One biblical commentator puts it this way:
Resurrected women, men and children today require caring communities willing to nurture and strengthen them until they are able to remove the graveclothes of self-doubt, social isolation, marginalization, and oppression; to tear away the wrappings of fear, anxiety, loss , and grief; so that unbound women, men and children might become creative agents in the world.[2]
Let me ask you this, Trinity Presbyterian: what binds you? What restrains and restricts you, what keeps you entombed, what holds you inside those low-ceiling places in your life where you cannot be your full self, that self that Jesus calls you to be? In what ways does your community of faith help you let go of those things, come out of the tomb as Jesus invites you to?
And in what ways should this community of faith serve as unbinding agents in our world, carefully and lovingly removing the burial cloths of others, rolling away their tombstones; so that no one be constricted or confined, no one be bound by pain and suffering and fear any longer, so that all people – all people – can finally be truly free? What would that look like? What can we do to make that happen?
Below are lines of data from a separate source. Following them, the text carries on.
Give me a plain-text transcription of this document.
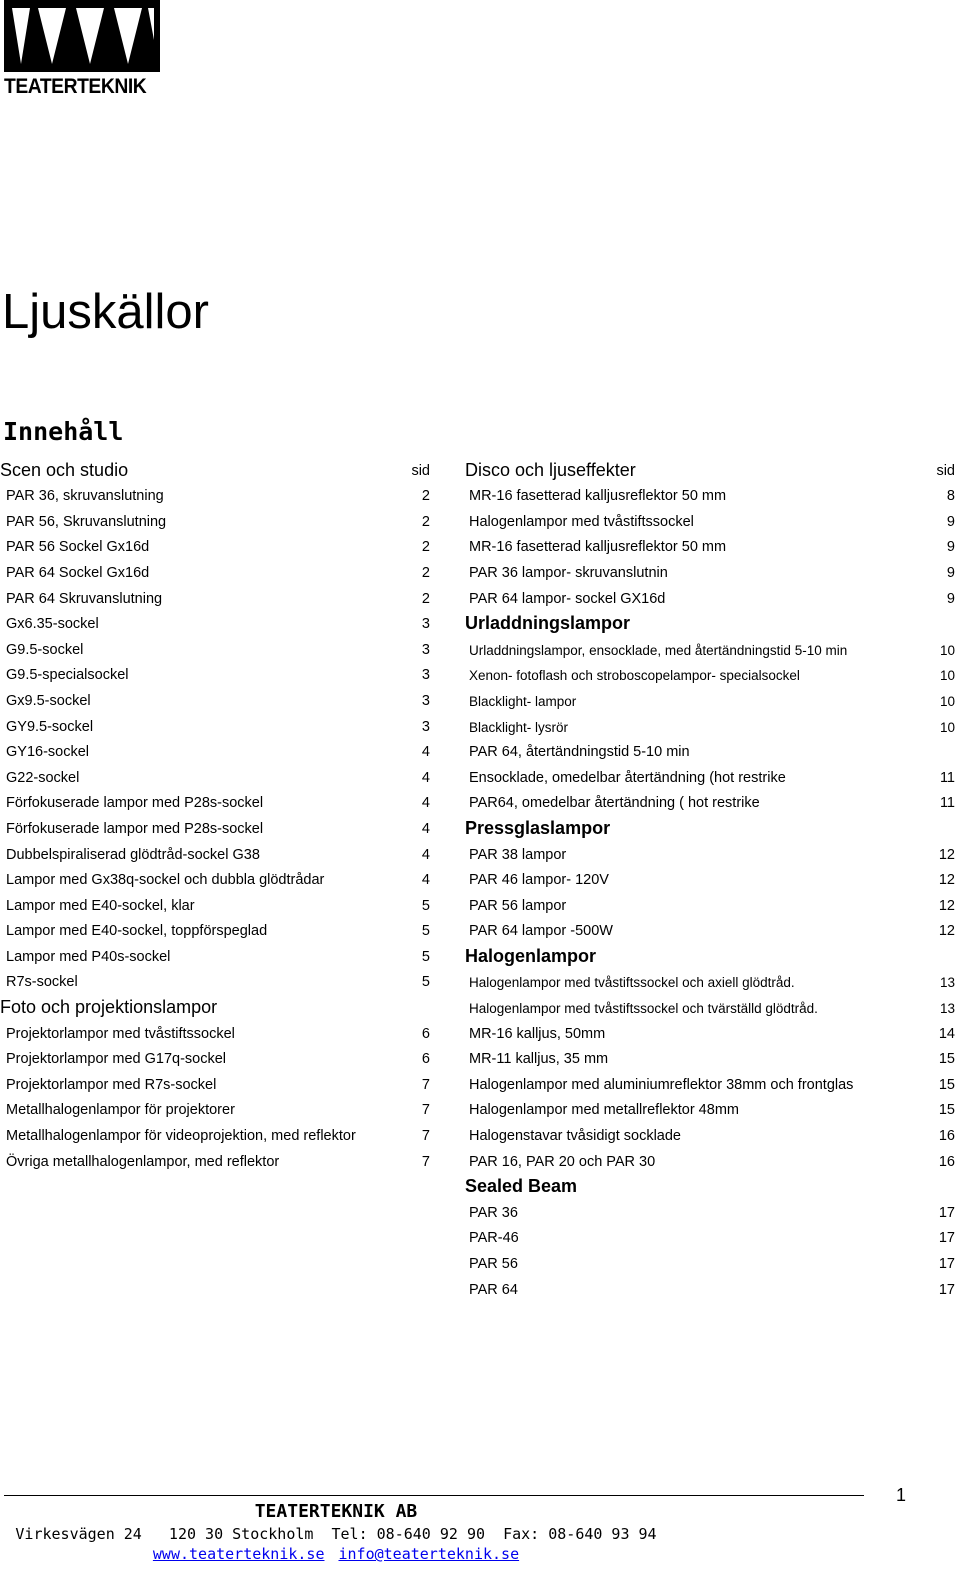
TEATERTEKNIK
Ljuskällor
Innehåll
Scen och studio	sid
PAR 36, skruvanslutning	2
PAR 56, Skruvanslutning	2
PAR 56 Sockel Gx16d	2
PAR 64 Sockel Gx16d	2
PAR 64 Skruvanslutning	2
Gx6.35-sockel	3
G9.5-sockel	3
G9.5-specialsockel	3
Gx9.5-sockel	3
GY9.5-sockel	3
GY16-sockel	4
G22-sockel	4
Förfokuserade lampor med P28s-sockel	4
Förfokuserade lampor med P28s-sockel	4
Dubbelspiraliserad glödtråd-sockel G38	4
Lampor med Gx38q-sockel och dubbla glödtrådar	4
Lampor med E40-sockel, klar	5
Lampor med E40-sockel, toppförspeglad	5
Lampor med P40s-sockel	5
R7s-sockel	5
Foto och projektionslampor
Projektorlampor med tvåstiftssockel	6
Projektorlampor med G17q-sockel	6
Projektorlampor med R7s-sockel	7
Metallhalogenlampor för projektorer	7
Metallhalogenlampor för videoprojektion, med reflektor	7
Övriga metallhalogenlampor, med reflektor	7
Disco och ljuseffekter	sid
MR-16 fasetterad kalljusreflektor 50 mm	8
Halogenlampor med tvåstiftssockel	9
MR-16 fasetterad kalljusreflektor 50 mm	9
PAR 36 lampor- skruvanslutnin	9
PAR 64 lampor- sockel GX16d	9
Urladdningslampor
Urladdningslampor, ensocklade, med återtändningstid 5-10 min	10
Xenon- fotoflash och stroboscopelampor- specialsockel	10
Blacklight- lampor	10
Blacklight- lysrör	10
PAR 64, återtändningstid 5-10 min
Ensocklade, omedelbar återtändning (hot restrike	11
PAR64, omedelbar återtändning ( hot restrike	11
Pressglaslampor
PAR 38 lampor	12
PAR 46 lampor- 120V	12
PAR 56 lampor	12
PAR 64 lampor -500W	12
Halogenlampor
Halogenlampor med tvåstiftssockel och axiell glödtråd.	13
Halogenlampor med tvåstiftssockel och tvärställd glödtråd.	13
MR-16 kalljus, 50mm	14
MR-11 kalljus, 35 mm	15
Halogenlampor med aluminiumreflektor 38mm och frontglas	15
Halogenlampor med metallreflektor 48mm	15
Halogenstavar tvåsidigt socklade	16
PAR 16, PAR 20 och PAR 30	16
Sealed Beam
PAR 36	17
PAR-46	17
PAR 56	17
PAR 64	17
1
TEATERTEKNIK AB
Virkesvägen 24   120 30 Stockholm  Tel: 08-640 92 90  Fax: 08-640 93 94
www.teaterteknik.se info@teaterteknik.se
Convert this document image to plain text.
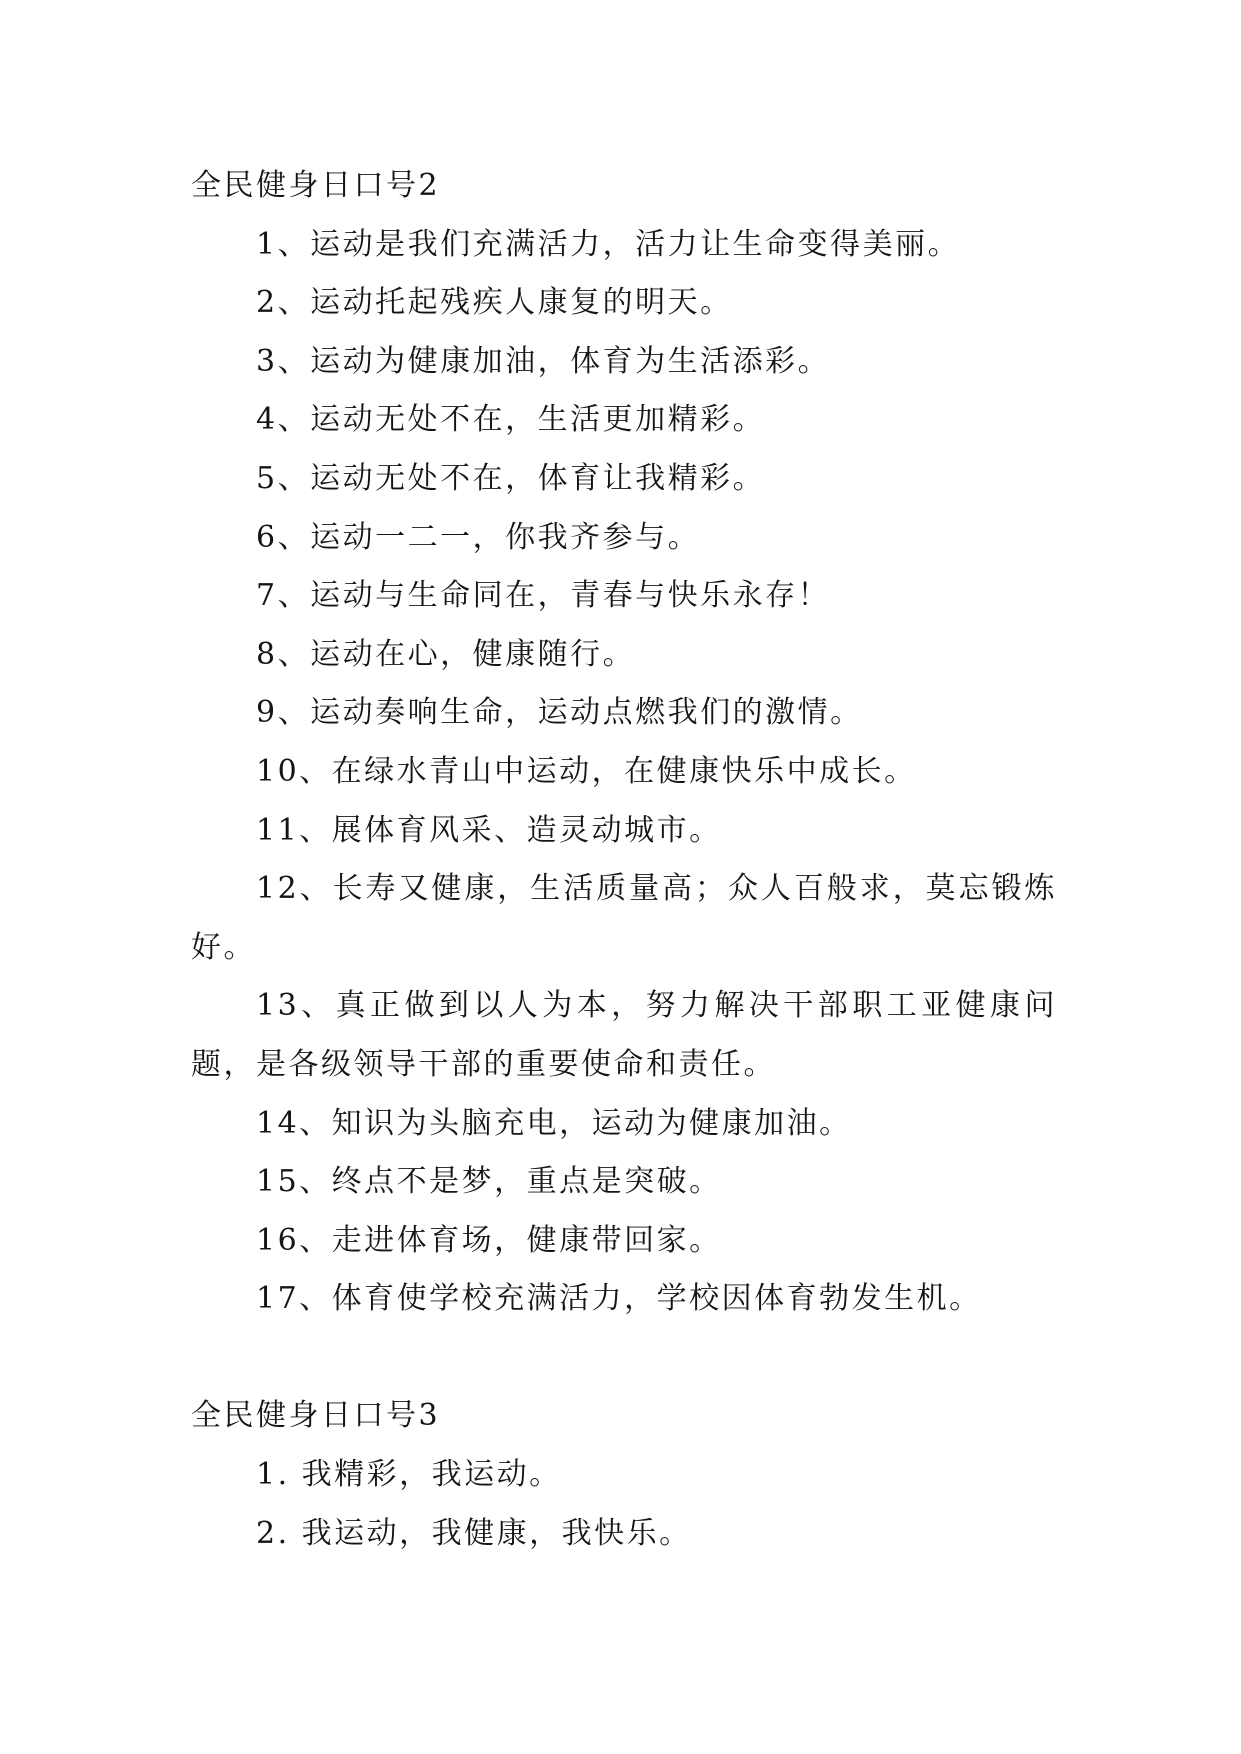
全民健身日口号2

1、运动是我们充满活力，活力让生命变得美丽。

2、运动托起残疾人康复的明天。

3、运动为健康加油，体育为生活添彩。

4、运动无处不在，生活更加精彩。

5、运动无处不在，体育让我精彩。

6、运动一二一，你我齐参与。

7、运动与生命同在，青春与快乐永存！

8、运动在心，健康随行。

9、运动奏响生命，运动点燃我们的激情。

10、在绿水青山中运动，在健康快乐中成长。

11、展体育风采、造灵动城市。

12、长寿又健康，生活质量高；众人百般求，莫忘锻炼好。

13、真正做到以人为本，努力解决干部职工亚健康问题，是各级领导干部的重要使命和责任。

14、知识为头脑充电，运动为健康加油。

15、终点不是梦，重点是突破。

16、走进体育场，健康带回家。

17、体育使学校充满活力，学校因体育勃发生机。

全民健身日口号3

1. 我精彩，我运动。

2. 我运动，我健康，我快乐。
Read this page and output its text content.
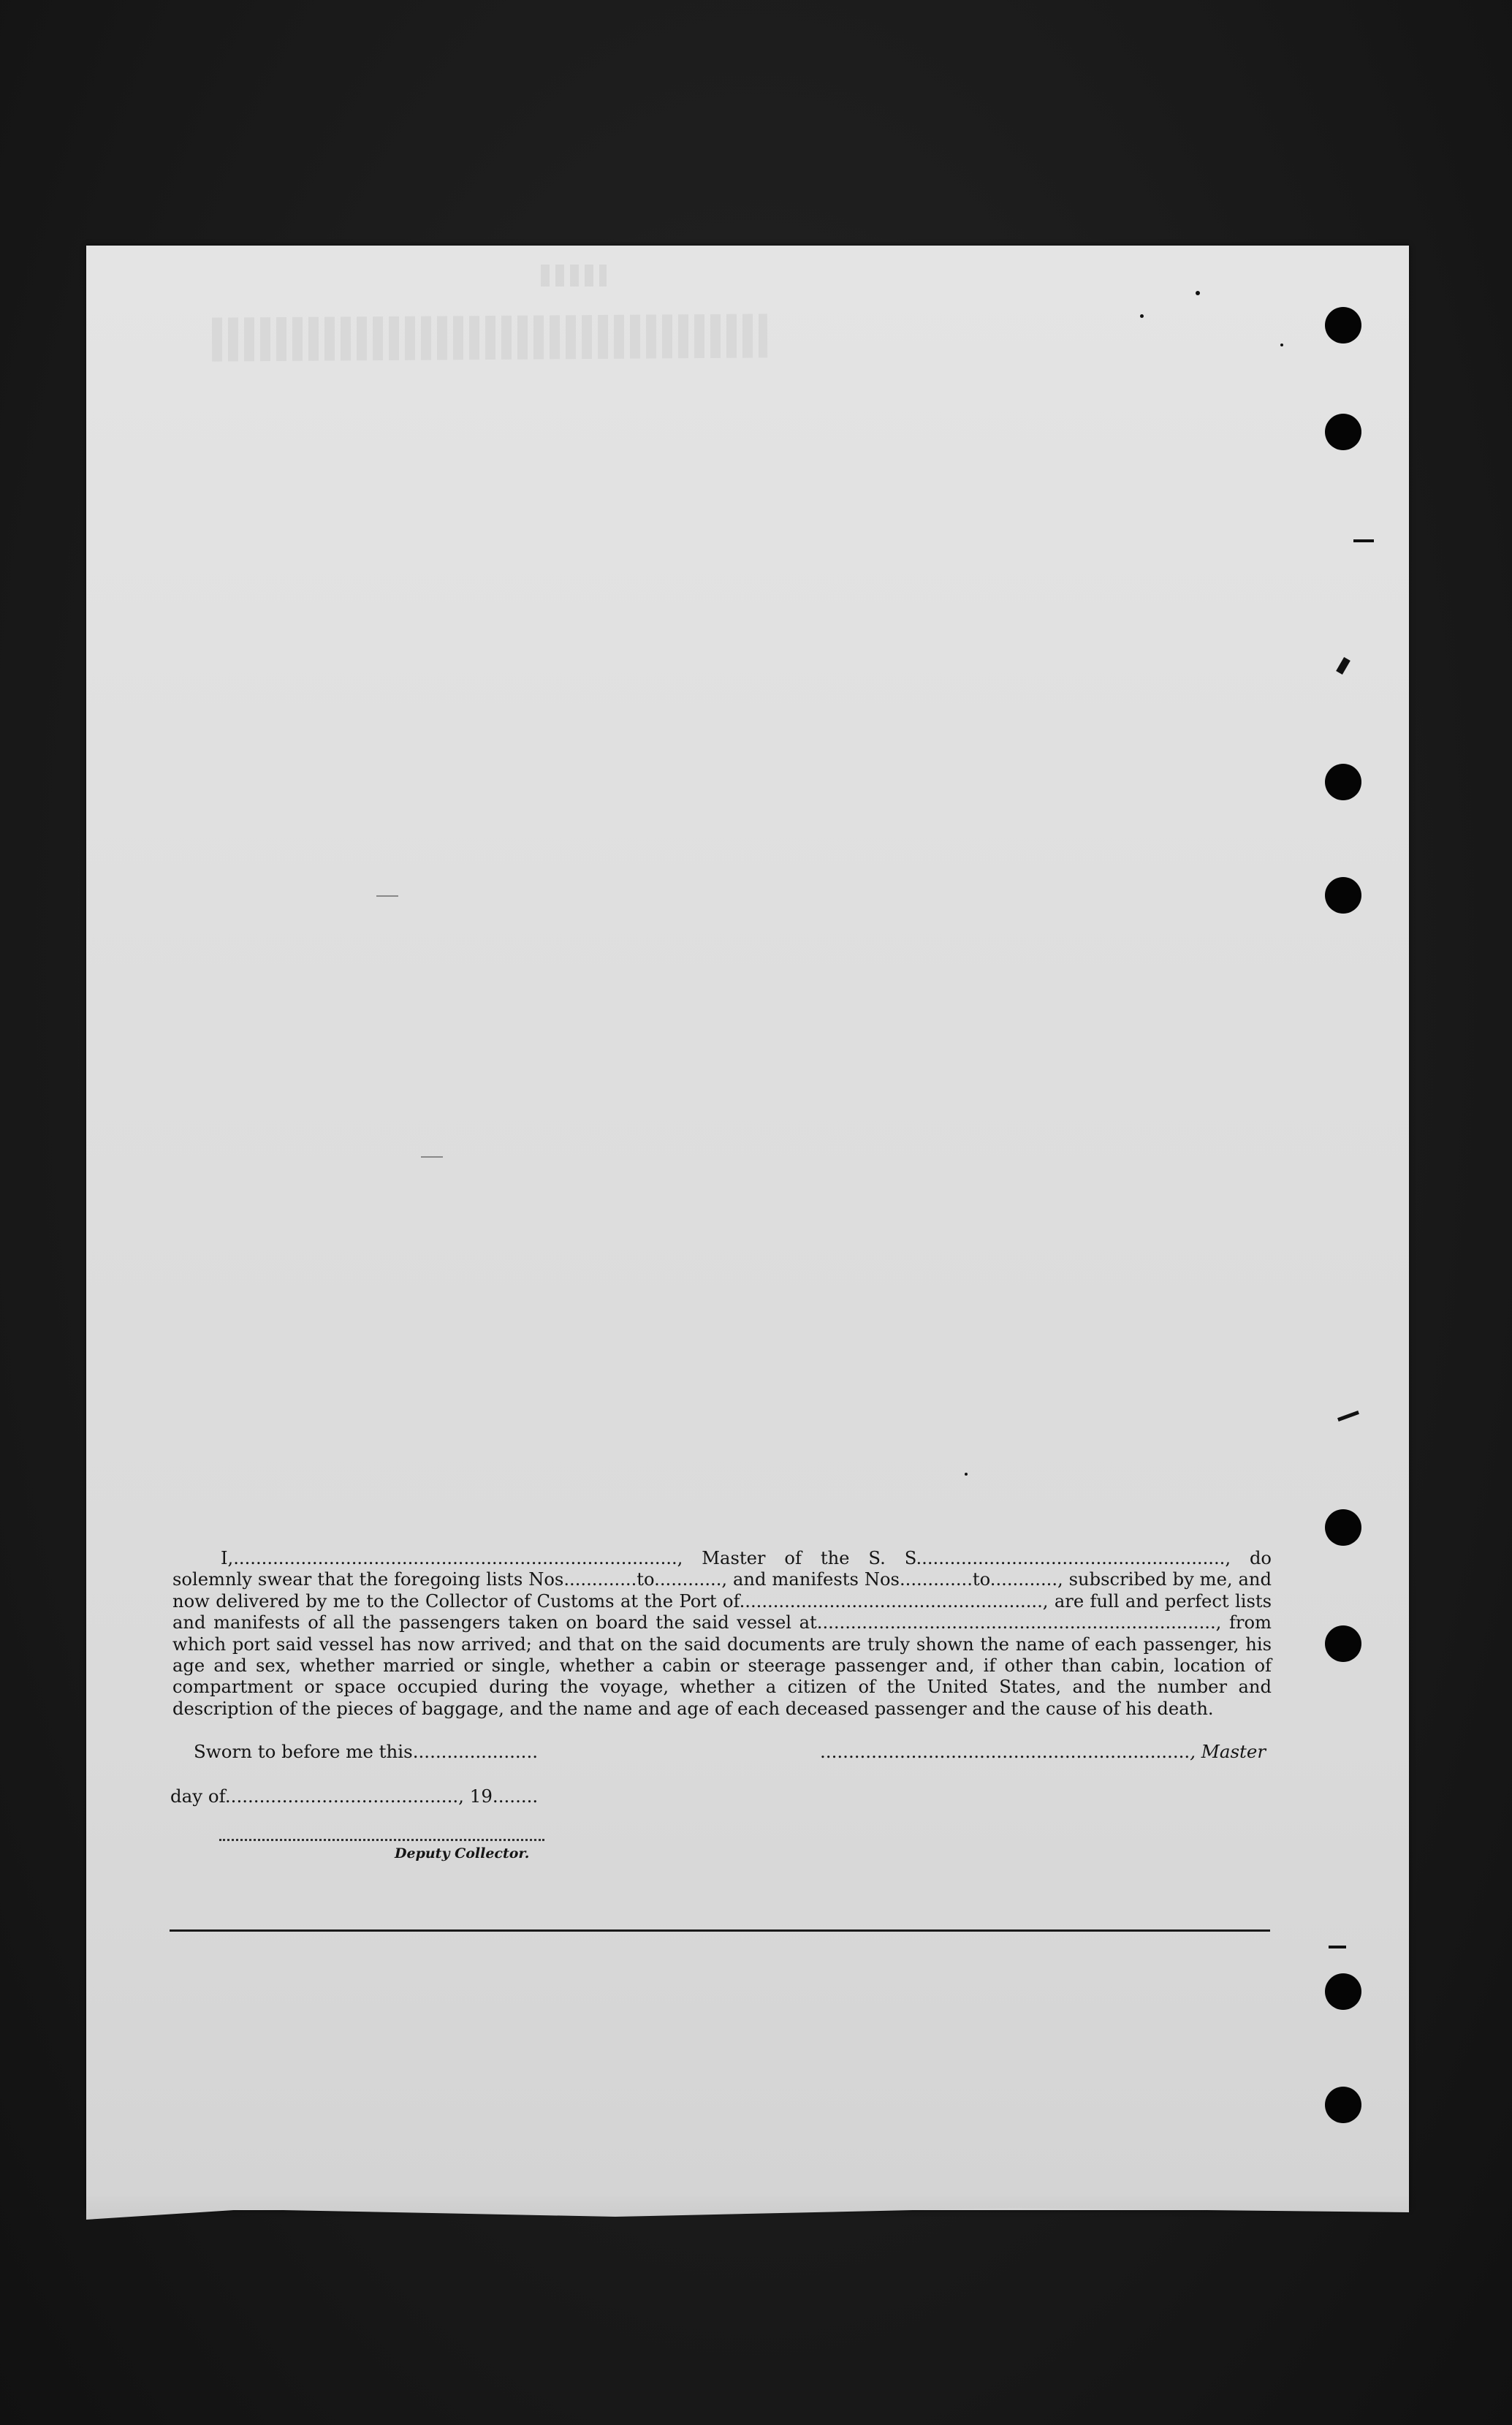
I,..............................................................................., Master of the S. S......................................................., do solemnly swear that the foregoing lists Nos.............to............, and manifests Nos.............to............, subscribed by me, and now delivered by me to the Collector of Customs at the Port of......................................................, are full and perfect lists and manifests of all the passengers taken on board the said vessel at......................................................................., from which port said vessel has now arrived; and that on the said documents are truly shown the name of each passenger, his age and sex, whether married or single, whether a cabin or steerage passenger and, if other than cabin, location of compartment or space occupied during the voyage, whether a citizen of the United States, and the number and description of the pieces of baggage, and the name and age of each deceased passenger and the cause of his death.

Sworn to before me this......................	................................................................., Master
day of........................................., 19........
Deputy Collector.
It was Jesus, after all, who in another place and time told us: Come to me, all of you who are weary, carrying heavy burdens, wearing your burial cloths, shut up in your tombs. Come to me, and I will give you rest.
Come to me. Come out! Be unbound, be set free. And live.
In the name of God the Creator, Redeemer and Sustainer, thanks be to God – and may all of God’s people say, AMEN!
* Because sermons are meant to be preached and are therefore prepared with the emphasis on verbal presentation, the written accounts occasionally stray from proper grammar and punctuation.
[1] http://www.homileticsonline.com/subscriber/btl_display.asp?installment_id=93040370, visited on 3.26.2017.
[2] Feasting On The World, Year A, Vol. 2, pg. 144.